ティショットは力なく右に飛んでいき、バンカーへ。
アプローチは寄せきれず、2メートルのパーパットに「とうとうボギーを打つのかしら」といちどは覚悟を決めた。

「あれが入って、昨日のパットの良い流れが続いてるんだ、と思いましたね」(豊子さん)。
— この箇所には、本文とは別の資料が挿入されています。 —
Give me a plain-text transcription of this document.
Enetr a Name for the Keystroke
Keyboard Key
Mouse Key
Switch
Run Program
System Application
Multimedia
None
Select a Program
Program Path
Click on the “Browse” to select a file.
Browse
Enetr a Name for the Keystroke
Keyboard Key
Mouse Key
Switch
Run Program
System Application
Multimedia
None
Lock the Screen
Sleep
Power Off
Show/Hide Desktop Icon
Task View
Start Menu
前日、競技中断直前の15番パー5で宮里は、ちょうど同じ距離を決めていた。
6番アイアンで打った残り178ヤードの第2打は、やはりピンまで2メートル。
このイーグルパットを決めたあと、日没サスペンデッドになったのだ。

ピンチを切り抜けた勢いで、続く17番パー5でこれまた2メートルのバーディチャンスを決めた。
首位の岩田との差をひとつ縮め、通算9アンダー単独2位での決勝ラウンド進出だ。

コースから引き揚げてきた宮里は「とりあえず一服です」。
クラブハウス前のベンチにどっかと腰かけて、同組の高山忠洋(=写真奥)と、この日の3ホールをひとしきり振り返ったあと、ふとかたわらで微笑む母親に聞く。

「藍ちゃんはどうなってる?」。
「3オーバー、32位にいるわ」。
「よしよし、まずまずだな」と、小さくうなづいた。
「自分のことで精いっぱい」と言いながらも、米ツアーで戦う可愛い妹を気遣ったお兄ちゃん。

続く第3ラウンドは第1組が9時10分。
宮里の最終組が、10時50分。
第2ラウンドが終了したのは8時前。
「これから4時間…どうやって時間をつぶす?」。
普段のやんちゃ坊主の顔に戻って、続々と上がってきた仲間たちとプランを練っていた。